In his 1988 poem “Introduction to Poetry,” Billy Collins laments the way his students have been taught to read poetry. Rather than “hold it up to the light like a color slide,” or “press an ear against its hive,” he writes that the students torture a confession — in this case meaning or significance — out of the poem. Once they have found its meaning, analyzed its metaphors and discussed its themes, they leave. 

Collins hates this; he wants the experience of art appreciation to be as ongoing as the admiration of nature in everyday life. 

I agree with him. As one learns more about a subject — in this instance, art — the less one seems to appreciate it. This is the paradox of the snob. Critics and experts’ knowledge about art ultimately lead to bitterness and disillusionment about the direction of that particular art form. Slowly, the initial passion for the form is replaced with unending criticism. 

We are taught to approach art in this paradoxical manner. In my creative writing classes, I’ve learned to employ the syntax of Alice Munro, Raymond Carver and Alice Walker; we read the words and then tear them apart and put them back together in carefully crafted academic prose of analysis. But I don’t want to tear the story into shreds of clever sentence turns, front versus backstory and particular verb usages.

I wonder when I’ll start seeing writing as work. Perhaps that’s what the best artists do — they have routine and practice, what outsiders conflate with divine inspiration. Walking the line between creating a writing routine while also giving in to the whims of inspiration is tricky. 

Perhaps therein lies my question: Why does art criticism exist if it turns us, the art critics and consumers, into cynical curmudgeons, ready to attack any artist, musician or writer? 

In one of my English classes, we’re learning about Romantic-era literature. At the peak of 19th-century Romanticism, nature and emotion became art’s purpose. And, for the first time in literary history, art’s purpose became oppositional from societal, morality and value systems.  

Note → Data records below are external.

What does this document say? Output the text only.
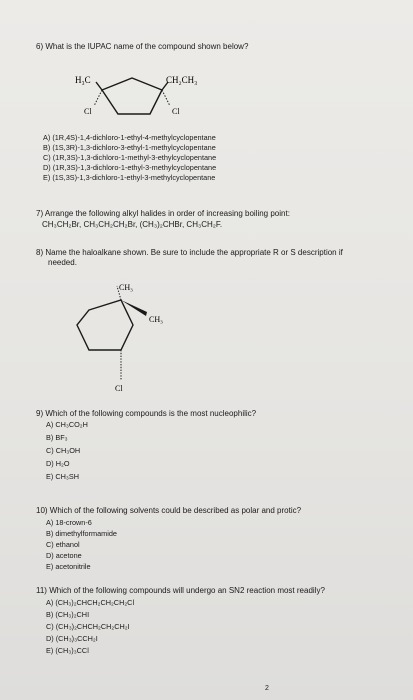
6) What is the IUPAC name of the compound shown below?
H₃C	CH₂CH₃
Cl	Cl
A) (1R,4S)-1,4-dichloro-1-ethyl-4-methylcyclopentane
B) (1S,3R)-1,3-dichloro-3-ethyl-1-methylcyclopentane
C) (1R,3S)-1,3-dichloro-1-methyl-3-ethylcyclopentane
D) (1R,3S)-1,3-dichloro-1-ethyl-3-methylcyclopentane
E) (1S,3S)-1,3-dichloro-1-ethyl-3-methylcyclopentane
7) Arrange the following alkyl halides in order of increasing boiling point:
CH₃CH₂Br, CH₃CH₂CH₂Br, (CH₃)₂CHBr, CH₃CH₂F.
8) Name the haloalkane shown. Be sure to include the appropriate R or S description if
needed.
CH₃
CH₃
Cl
9) Which of the following compounds is the most nucleophilic?
A) CH₃CO₂H
B) BF₃
C) CH₃OH
D) H₂O
E) CH₃SH
10) Which of the following solvents could be described as polar and protic?
A) 18-crown-6
B) dimethylformamide
C) ethanol
D) acetone
E) acetonitrile
11) Which of the following compounds will undergo an SN2 reaction most readily?
A) (CH₃)₂CHCH₂CH₂CH₂Cl
B) (CH₃)₂CHI
C) (CH₃)₂CHCH₂CH₂CH₂I
D) (CH₃)₃CCH₂I
E) (CH₃)₃CCl
2
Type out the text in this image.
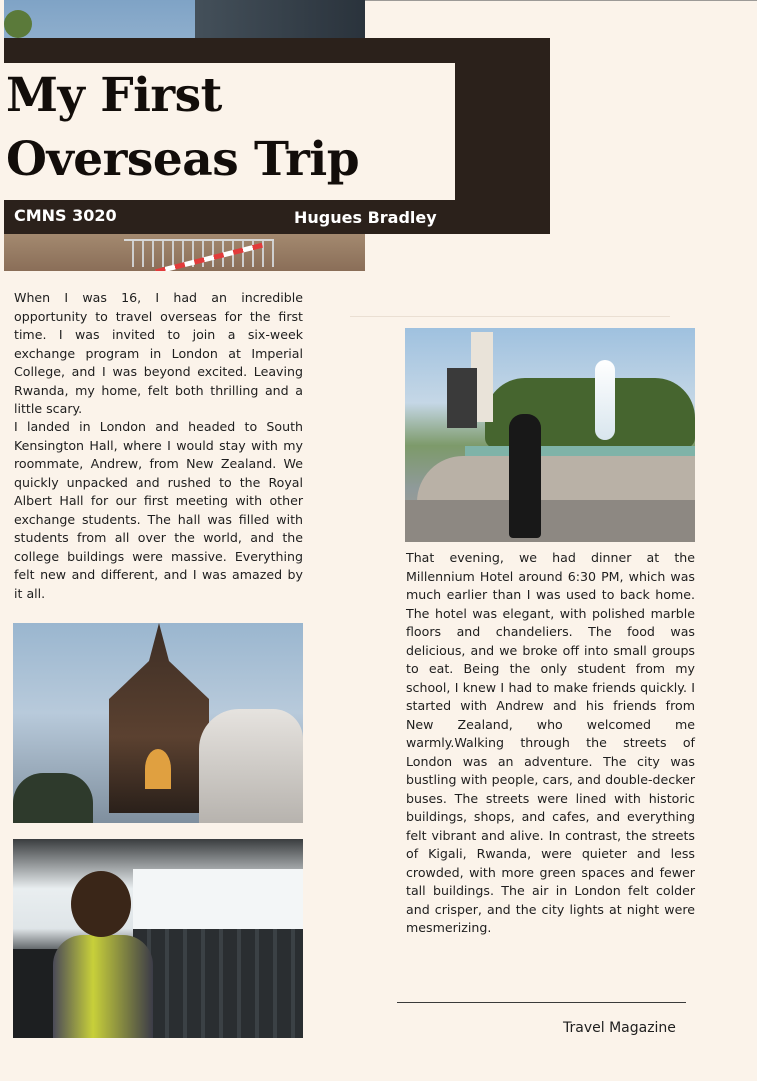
My First
Overseas Trip
CMNS 3020	Hugues Bradley

When I was 16, I had an incredible opportunity to travel overseas for the first time. I was invited to join a six-week exchange program in London at Imperial College, and I was beyond excited. Leaving Rwanda, my home, felt both thrilling and a little scary.

I landed in London and headed to South Kensington Hall, where I would stay with my roommate, Andrew, from New Zealand. We quickly unpacked and rushed to the Royal Albert Hall for our first meeting with other exchange students. The hall was filled with students from all over the world, and the college buildings were massive. Everything felt new and different, and I was amazed by it all.

That evening, we had dinner at the Millennium Hotel around 6:30 PM, which was much earlier than I was used to back home. The hotel was elegant, with polished marble floors and chandeliers. The food was delicious, and we broke off into small groups to eat. Being the only student from my school, I knew I had to make friends quickly. I started with Andrew and his friends from New Zealand, who welcomed me warmly.Walking through the streets of London was an adventure. The city was bustling with people, cars, and double-decker buses. The streets were lined with historic buildings, shops, and cafes, and everything felt vibrant and alive. In contrast, the streets of Kigali, Rwanda, were quieter and less crowded, with more green spaces and fewer tall buildings. The air in London felt colder and crisper, and the city lights at night were mesmerizing.

Travel Magazine
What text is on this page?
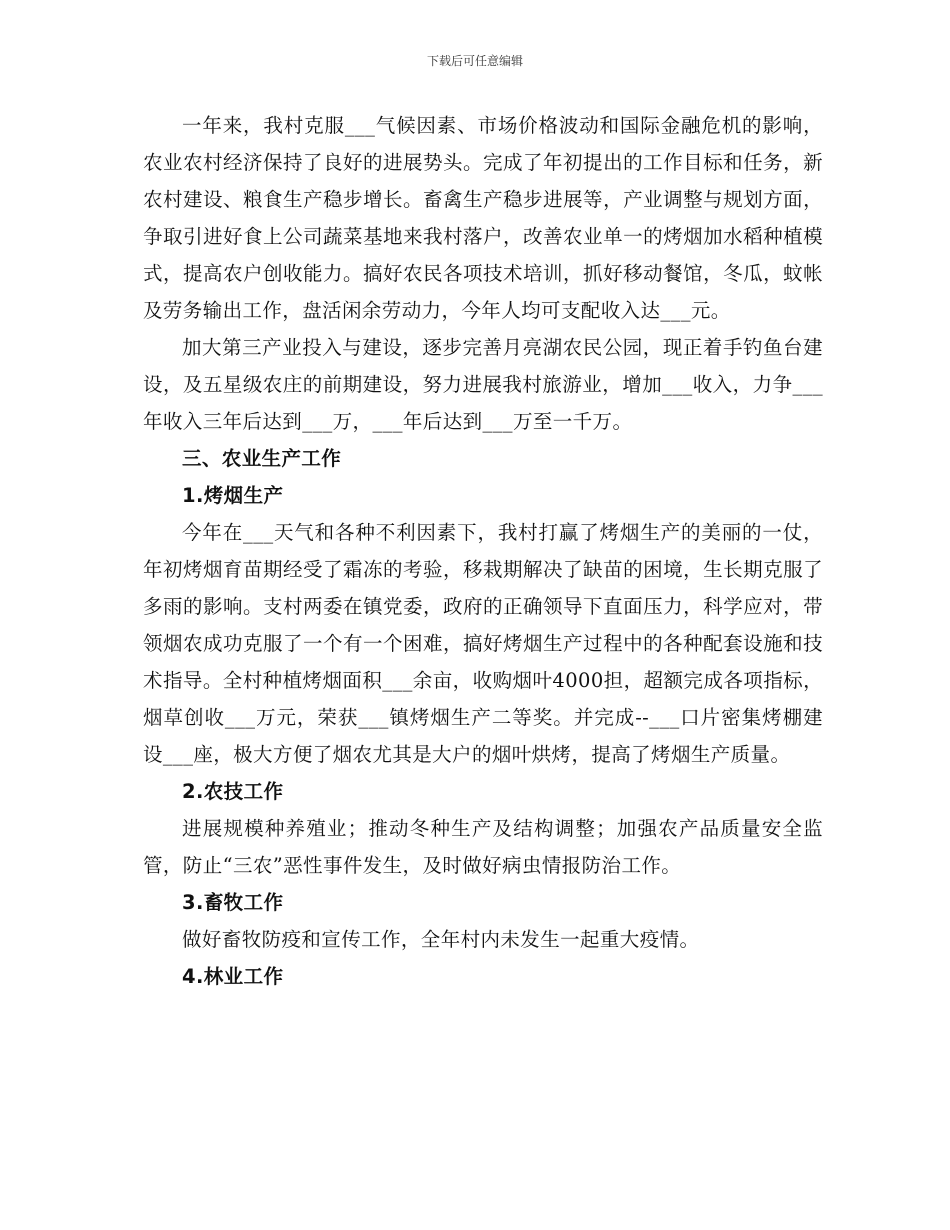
下载后可任意编辑

一年来，我村克服___气候因素、市场价格波动和国际金融危机的影响，农业农村经济保持了良好的进展势头。完成了年初提出的工作目标和任务，新农村建设、粮食生产稳步增长。畜禽生产稳步进展等，产业调整与规划方面，争取引进好食上公司蔬菜基地来我村落户，改善农业单一的烤烟加水稻种植模式，提高农户创收能力。搞好农民各项技术培训，抓好移动餐馆，冬瓜，蚊帐及劳务输出工作，盘活闲余劳动力，今年人均可支配收入达___元。

加大第三产业投入与建设，逐步完善月亮湖农民公园，现正着手钓鱼台建设，及五星级农庄的前期建设，努力进展我村旅游业，增加___收入，力争___年收入三年后达到___万，___年后达到___万至一千万。

三、农业生产工作

1.烤烟生产

今年在___天气和各种不利因素下，我村打赢了烤烟生产的美丽的一仗，年初烤烟育苗期经受了霜冻的考验，移栽期解决了缺苗的困境，生长期克服了多雨的影响。支村两委在镇党委，政府的正确领导下直面压力，科学应对，带领烟农成功克服了一个有一个困难，搞好烤烟生产过程中的各种配套设施和技术指导。全村种植烤烟面积___余亩，收购烟叶4000担，超额完成各项指标，烟草创收___万元，荣获___镇烤烟生产二等奖。并完成--___口片密集烤棚建设___座，极大方便了烟农尤其是大户的烟叶烘烤，提高了烤烟生产质量。

2.农技工作

进展规模种养殖业；推动冬种生产及结构调整；加强农产品质量安全监管，防止“三农”恶性事件发生，及时做好病虫情报防治工作。

3.畜牧工作

做好畜牧防疫和宣传工作，全年村内未发生一起重大疫情。

4.林业工作
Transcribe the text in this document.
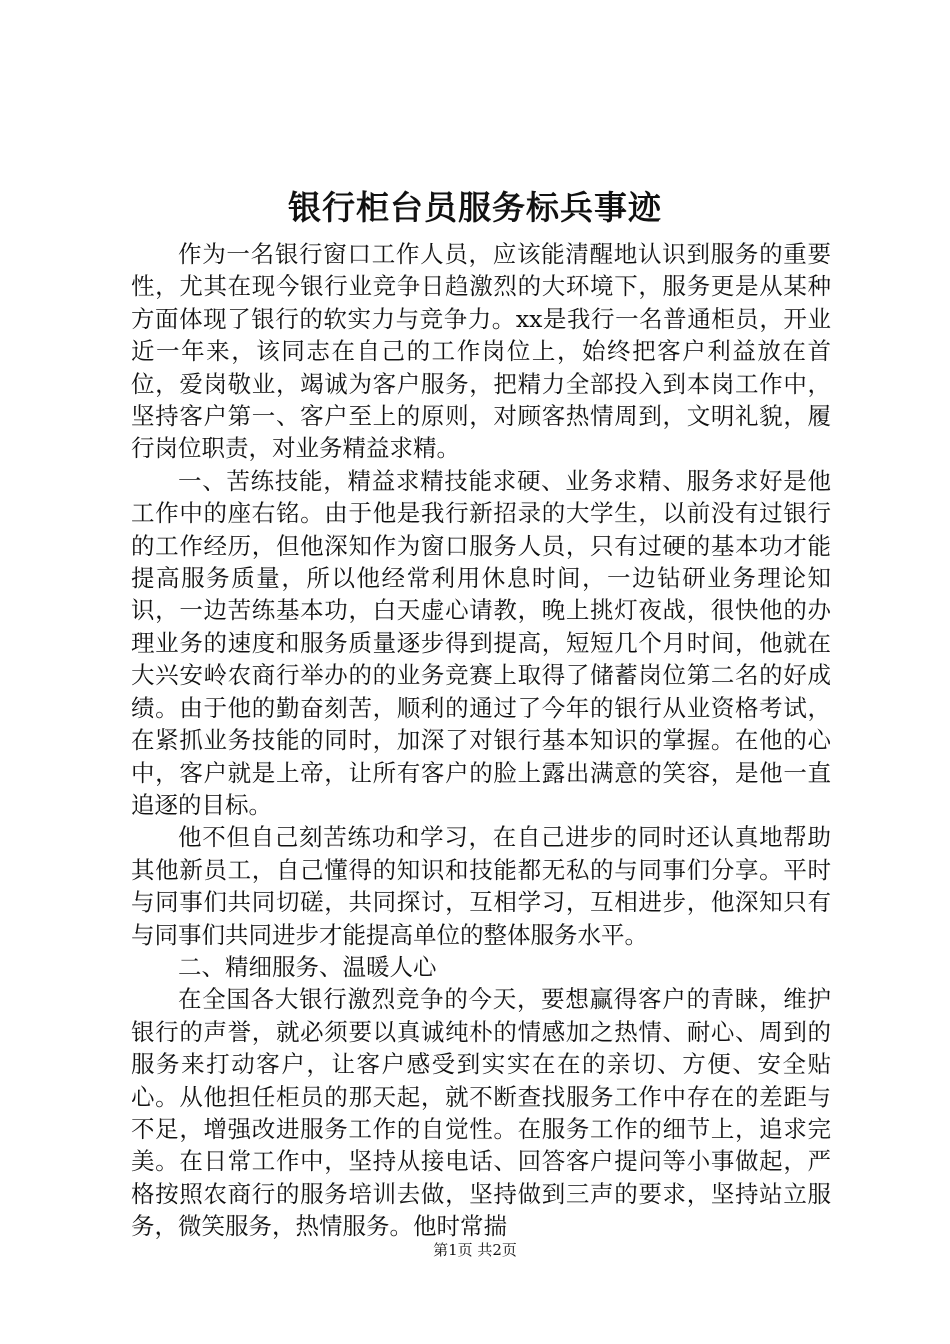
银行柜台员服务标兵事迹

作为一名银行窗口工作人员，应该能清醒地认识到服务的重要性，尤其在现今银行业竞争日趋激烈的大环境下，服务更是从某种方面体现了银行的软实力与竞争力。xx是我行一名普通柜员，开业近一年来，该同志在自己的工作岗位上，始终把客户利益放在首位，爱岗敬业，竭诚为客户服务，把精力全部投入到本岗工作中，坚持客户第一、客户至上的原则，对顾客热情周到，文明礼貌，履行岗位职责，对业务精益求精。

一、苦练技能，精益求精技能求硬、业务求精、服务求好是他工作中的座右铭。由于他是我行新招录的大学生，以前没有过银行的工作经历，但他深知作为窗口服务人员，只有过硬的基本功才能提高服务质量，所以他经常利用休息时间，一边钻研业务理论知识，一边苦练基本功，白天虚心请教，晚上挑灯夜战，很快他的办理业务的速度和服务质量逐步得到提高，短短几个月时间，他就在大兴安岭农商行举办的的业务竞赛上取得了储蓄岗位第二名的好成绩。由于他的勤奋刻苦，顺利的通过了今年的银行从业资格考试，在紧抓业务技能的同时，加深了对银行基本知识的掌握。在他的心中，客户就是上帝，让所有客户的脸上露出满意的笑容，是他一直追逐的目标。

他不但自己刻苦练功和学习，在自己进步的同时还认真地帮助其他新员工，自己懂得的知识和技能都无私的与同事们分享。平时与同事们共同切磋，共同探讨，互相学习，互相进步，他深知只有与同事们共同进步才能提高单位的整体服务水平。

二、精细服务、温暖人心

在全国各大银行激烈竞争的今天，要想赢得客户的青睐，维护银行的声誉，就必须要以真诚纯朴的情感加之热情、耐心、周到的服务来打动客户，让客户感受到实实在在的亲切、方便、安全贴心。从他担任柜员的那天起，就不断查找服务工作中存在的差距与不足，增强改进服务工作的自觉性。在服务工作的细节上，追求完美。在日常工作中，坚持从接电话、回答客户提问等小事做起，严格按照农商行的服务培训去做，坚持做到三声的要求，坚持站立服务，微笑服务，热情服务。他时常揣

第1页 共2页
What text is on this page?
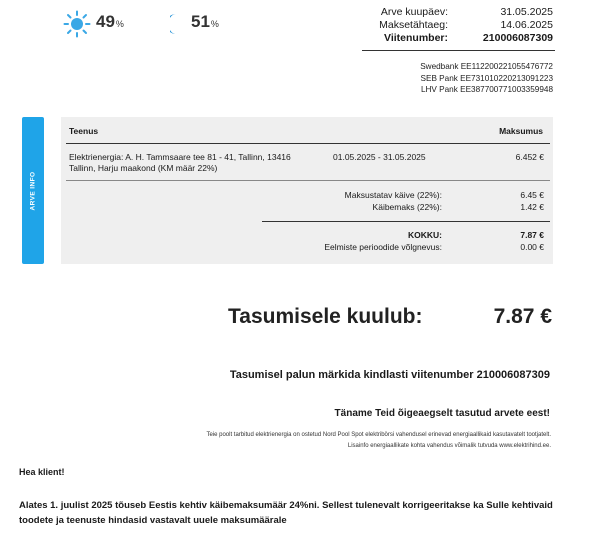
49 %	51 %
Arve kuupäev:	31.05.2025
Maksetähtaeg:	14.06.2025
Viitenumber:	210006087309
Swedbank EE112200221055476772
SEB Pank EE731010220213091223
LHV Pank EE387700771003359948
ARVE INFO
Teenus	Maksumus
Elektrienergia: A. H. Tammsaare tee 81 - 41, Tallinn, 13416
Tallinn, Harju maakond (KM määr 22%)
01.05.2025 - 31.05.2025	6.452 €
Maksustatav käive (22%):	6.45 €
Käibemaks (22%):	1.42 €
KOKKU:	7.87 €
Eelmiste perioodide võlgnevus:	0.00 €
Tasumisele kuulub:	7.87 €
Tasumisel palun märkida kindlasti viitenumber 210006087309
Täname Teid õigeaegselt tasutud arvete eest!
Teie poolt tarbitud elektrienergia on ostetud Nord Pool Spot elektribörsi vahendusel erinevad energiaallikaid kasutavatelt tootjatelt.
Lisainfo energiaallikate kohta vahendus võimalik tutvuda www.elektrihind.ee.
Hea klient!
Alates 1. juulist 2025 tõuseb Eestis kehtiv käibemaksumäär 24%ni. Sellest tulenevalt korrigeeritakse ka Sulle kehtivaid toodete ja teenuste hindasid vastavalt uuele maksumäärale
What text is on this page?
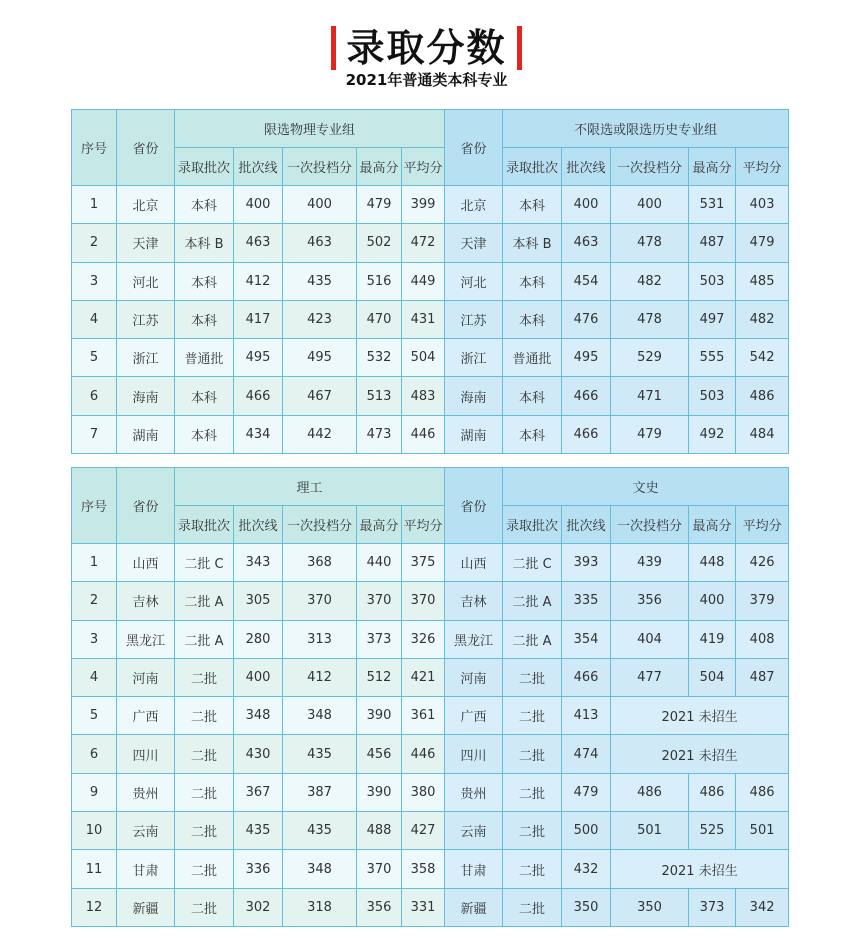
录取分数
2021年普通类本科专业
序号	省份	限选物理专业组					省份	不限选或限选历史专业组				
		录取批次	批次线	一次投档分	最高分	平均分		录取批次	批次线	一次投档分	最高分	平均分
1	北京	本科	400	400	479	399	北京	本科	400	400	531	403
2	天津	本科 B	463	463	502	472	天津	本科 B	463	478	487	479
3	河北	本科	412	435	516	449	河北	本科	454	482	503	485
4	江苏	本科	417	423	470	431	江苏	本科	476	478	497	482
5	浙江	普通批	495	495	532	504	浙江	普通批	495	529	555	542
6	海南	本科	466	467	513	483	海南	本科	466	471	503	486
7	湖南	本科	434	442	473	446	湖南	本科	466	479	492	484
序号	省份	理工					省份	文史				
		录取批次	批次线	一次投档分	最高分	平均分		录取批次	批次线	一次投档分	最高分	平均分
1	山西	二批 C	343	368	440	375	山西	二批 C	393	439	448	426
2	吉林	二批 A	305	370	370	370	吉林	二批 A	335	356	400	379
3	黑龙江	二批 A	280	313	373	326	黑龙江	二批 A	354	404	419	408
4	河南	二批	400	412	512	421	河南	二批	466	477	504	487
5	广西	二批	348	348	390	361	广西	二批	413	2021 未招生		
6	四川	二批	430	435	456	446	四川	二批	474	2021 未招生		
9	贵州	二批	367	387	390	380	贵州	二批	479	486	486	486
10	云南	二批	435	435	488	427	云南	二批	500	501	525	501
11	甘肃	二批	336	348	370	358	甘肃	二批	432	2021 未招生		
12	新疆	二批	302	318	356	331	新疆	二批	350	350	373	342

We just finished reading Johann Wolfgang von Goethe’s “The Sorrows of Young Werther,” the 1774 German novel about a young man’s infatuation with an unavailable girl that leads to his suicide. Werther’s foray into the reality of unrequited love is painful to watch, even with Goethe’s beautiful prose. And yet, the epistolary novel is flooded with reasons to continue loving the world, despite the trials and pain that they bring. Though Werther is no exemplar on how to handle romantic rejection, his youthful intensity and sensitivity are highly admirable. He writes to his best friend, “I am proud of my heart alone, it is the sole source of everything, all our strength, happiness and misery. All the knowledge I possess everyone else can acquire, but my heart is all my own.” This vulnerability to the world is enjoyable and interesting to watch unfold, but it’s also a virtue that us art consumers can — and should — learn. 

As an English major, I live in constant fear of becoming this snob. I worry I will approach every piece of literature I pick up ready to annotate the margins and always keeping the essay prompt at the forefront of my mind. But, I agree with Collins when he writes that he would rather “walk inside the poem’s room and feel the walls for a light switch” than beat a meaning or significance out of a poem.  

It seems some art enthusiasts find comfort in that they are the few “chosen” followers who are enlightened enough to have better taste. I’ve encountered people who correct the way you say Van Gogh. They are the ones who gasp at you for not knowing that the drummer of Nirvana was the lead singer of the Foo Fighters and book-shame you for not having read “Fahrenheit 451,” “Slaughterhouse-Five,” “Frankenstein” or any Oscar Wilde. But I have yet to find joy in being the “select” few. 

In some ways, this makes me excited to have space away from this kind of analysis after my formal education. I’m determined to never let go of that excited, playful state of being enraptured in a novel. Like Werther, I’d be sorry to lose the beauty of nature in the name of art.